Chih-Hung Wang Professor, Graduate Institute of Building and Planning, National Taiwan University
Pao-Ning Yin Professor, Graduate School of Arts Management and Cultural Policy, National Taiwan University of Arts
DH Café (No. 153, Section 3, Zhongshan North Road, Zhongshan District, Taipei City)
One session $1500 (includes the book of the month, expert-led discussions, themed salon refreshments, and a complete note of the session)
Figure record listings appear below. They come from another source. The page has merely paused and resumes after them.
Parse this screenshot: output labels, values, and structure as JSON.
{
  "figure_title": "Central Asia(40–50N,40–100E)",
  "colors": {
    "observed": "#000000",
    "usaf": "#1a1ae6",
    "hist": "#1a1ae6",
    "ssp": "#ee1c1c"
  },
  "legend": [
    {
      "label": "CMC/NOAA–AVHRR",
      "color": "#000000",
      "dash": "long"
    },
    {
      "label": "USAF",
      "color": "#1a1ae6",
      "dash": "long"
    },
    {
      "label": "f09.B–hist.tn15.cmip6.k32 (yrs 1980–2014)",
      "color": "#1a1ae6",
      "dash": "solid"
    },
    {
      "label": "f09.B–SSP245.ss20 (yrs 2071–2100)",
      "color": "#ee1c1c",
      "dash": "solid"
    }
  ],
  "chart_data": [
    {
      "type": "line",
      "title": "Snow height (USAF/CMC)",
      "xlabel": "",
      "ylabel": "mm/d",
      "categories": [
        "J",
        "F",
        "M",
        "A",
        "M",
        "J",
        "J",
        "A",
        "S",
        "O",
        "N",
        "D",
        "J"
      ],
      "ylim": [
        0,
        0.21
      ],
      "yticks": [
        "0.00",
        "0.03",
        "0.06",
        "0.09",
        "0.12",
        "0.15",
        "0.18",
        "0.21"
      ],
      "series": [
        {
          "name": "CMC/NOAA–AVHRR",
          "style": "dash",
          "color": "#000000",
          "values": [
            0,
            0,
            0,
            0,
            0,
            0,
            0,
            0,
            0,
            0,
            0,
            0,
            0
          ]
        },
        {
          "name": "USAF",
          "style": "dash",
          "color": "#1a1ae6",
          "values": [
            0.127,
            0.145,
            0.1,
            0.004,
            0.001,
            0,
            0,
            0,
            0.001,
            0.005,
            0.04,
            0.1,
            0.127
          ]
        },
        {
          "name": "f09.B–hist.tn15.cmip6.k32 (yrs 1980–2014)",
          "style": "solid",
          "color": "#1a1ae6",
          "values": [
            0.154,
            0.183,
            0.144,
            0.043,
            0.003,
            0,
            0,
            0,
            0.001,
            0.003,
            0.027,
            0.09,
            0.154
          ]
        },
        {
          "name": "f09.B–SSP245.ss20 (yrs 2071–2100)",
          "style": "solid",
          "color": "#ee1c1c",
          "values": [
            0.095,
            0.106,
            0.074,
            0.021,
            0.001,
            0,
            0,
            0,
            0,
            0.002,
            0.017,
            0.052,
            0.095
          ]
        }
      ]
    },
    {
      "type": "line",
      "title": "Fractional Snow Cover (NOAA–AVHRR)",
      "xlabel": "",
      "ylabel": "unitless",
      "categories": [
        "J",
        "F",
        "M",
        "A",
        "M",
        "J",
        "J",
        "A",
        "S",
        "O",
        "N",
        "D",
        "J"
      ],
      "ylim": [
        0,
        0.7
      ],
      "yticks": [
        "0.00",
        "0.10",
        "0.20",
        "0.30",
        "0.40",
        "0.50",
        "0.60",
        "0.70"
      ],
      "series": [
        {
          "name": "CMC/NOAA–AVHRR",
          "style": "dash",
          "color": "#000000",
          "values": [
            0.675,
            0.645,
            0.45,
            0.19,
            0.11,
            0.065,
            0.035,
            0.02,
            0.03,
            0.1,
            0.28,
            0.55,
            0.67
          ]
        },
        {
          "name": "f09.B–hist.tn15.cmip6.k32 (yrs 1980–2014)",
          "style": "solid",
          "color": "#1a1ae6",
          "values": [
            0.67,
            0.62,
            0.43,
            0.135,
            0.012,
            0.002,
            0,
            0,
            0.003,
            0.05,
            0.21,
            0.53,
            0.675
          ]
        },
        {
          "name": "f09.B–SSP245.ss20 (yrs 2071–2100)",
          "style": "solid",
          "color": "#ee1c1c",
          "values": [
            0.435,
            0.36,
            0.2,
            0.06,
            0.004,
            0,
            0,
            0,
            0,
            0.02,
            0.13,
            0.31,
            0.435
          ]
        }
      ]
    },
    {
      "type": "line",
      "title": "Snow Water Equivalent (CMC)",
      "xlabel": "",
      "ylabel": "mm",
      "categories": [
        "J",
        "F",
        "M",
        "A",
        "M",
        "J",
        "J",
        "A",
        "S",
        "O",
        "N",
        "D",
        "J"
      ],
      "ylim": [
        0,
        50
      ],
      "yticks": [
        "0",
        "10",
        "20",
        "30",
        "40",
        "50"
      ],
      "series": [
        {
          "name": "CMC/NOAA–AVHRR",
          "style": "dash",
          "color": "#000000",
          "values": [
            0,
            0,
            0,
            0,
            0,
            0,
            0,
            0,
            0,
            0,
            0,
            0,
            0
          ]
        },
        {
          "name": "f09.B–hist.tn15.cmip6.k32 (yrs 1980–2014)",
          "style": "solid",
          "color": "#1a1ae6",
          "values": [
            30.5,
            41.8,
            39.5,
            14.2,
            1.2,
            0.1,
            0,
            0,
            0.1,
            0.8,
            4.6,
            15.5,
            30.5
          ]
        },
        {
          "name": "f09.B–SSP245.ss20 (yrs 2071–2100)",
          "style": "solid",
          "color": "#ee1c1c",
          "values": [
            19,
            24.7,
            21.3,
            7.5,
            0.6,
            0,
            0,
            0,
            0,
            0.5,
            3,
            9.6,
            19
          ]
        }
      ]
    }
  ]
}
Naked City: The Death and Life of Authentic Urban Places, Sharon Zukin
“Chimera Reading Salon.New Urban Perspectives” continues the spirit of The Chimera Group, a transdisciplinary arts society founded in the 1950s by Wang Da-Hong, who often invited artists for cultural gatherings at his home. This event began with “architecture” and gradually expanded to performing arts, art, literature, photography, and review, recreating the free and open transdisciplinary communication at Wang’s home. With “city” at its core, the first series invites Professor Chih-Hung Wang from the Graduate Institute of Building and Planning at National Taiwan University, and a special guest to explore new perspectives on urban space and culture through six of his translated books on the subject. The third lecture, “Cities and Culture,” will be based on the book Naked City: The Life and Death of a Pure Urban Place, which will lead participants to an in-depth discussion through an introductory reading by Wang and a sharing by special guest Professor Pao-Ning Yin .
Naked City: The Death and Life of Authentic Urban Places
A modern upgrade of Jane Jacobs’ legendary book, The Death and Life of Great American Cities, published in 1961.
As cities gentrify, cultured urbanites increasingly cherish what they perceive as “authentic” city life—old buildings, art galleries, boutique shops, upscale food markets, ethnic restaurants. These elements signal a place’s “authenticity,” starkly contrasting with bland, cookie-cutter urban planning. Yet the rapid, inflated demand for “authenticity”—manifested in soaring housing prices, expensive shops, and heavily monitored city streets—has displaced the very people who originally gave neighborhoods their “authentic” character: immigrants, working-class residents, and independent artists.
With a journalist’s keen eye and the penetrating insight of a seasoned commentator and observer, Sharon Zukin conducts a panoramic investigation of contemporary New York. She traces the economic and social transformations of six archetypal neighborhoods, guiding readers through visits to the city’s first IKEA and the memorial at the World Trade Center site. She reveals how real estate developers and government officials collaborate to smooth out the grit and diversity of the urban landscape, erasing community history and identity in pursuit of a pristine, new-look city. Naked City compels us to consider how to defend the livelihoods of ordinary people and the marginalized, how to create space for young creatives to forge new visions, and how to preserve the city’s multifaceted character.
Culture arises from the fabric of lived human experience, and cities gain their cultural character by embodying the rhythms of their residents. Across the world, spaces rich with local stories—such as neighborhoods, historic buildings, corner shops, traditional markets, and long-standing eateries—are key to preserving the authenticity of urban life.
In Naked City: The Death and Life of Authentic Urban Places (2009), Sharon Zukin vividly portrays the stories and characters in New York’s diverse communities. Through a panoramic examination of contemporary New York, she explores the relationship between urban space and multiculturalism. Yet the phenomenon she observes is not unique to New York; cities around the world, including Taipei, are experiencing similar trends of gentrification.
While the social diversity shaped by race, gender, and class must be protected, the tensions between capital-driven development and marginalized residents' housing rights also demand urgent attention. Although urban gentrification brings negative consequences, it may stimulate the cultural economy.
There is always a gap between theory and practice, which is why the concept of "authenticity restoration" proposed by some scholars becomes crucial. What we can do, within our own capacity, is to re-examine the urban development challenges long seen in New York from a Taiwanese perspective—and, in recognizing these global urban issues, begin to formulate our own ways of responding.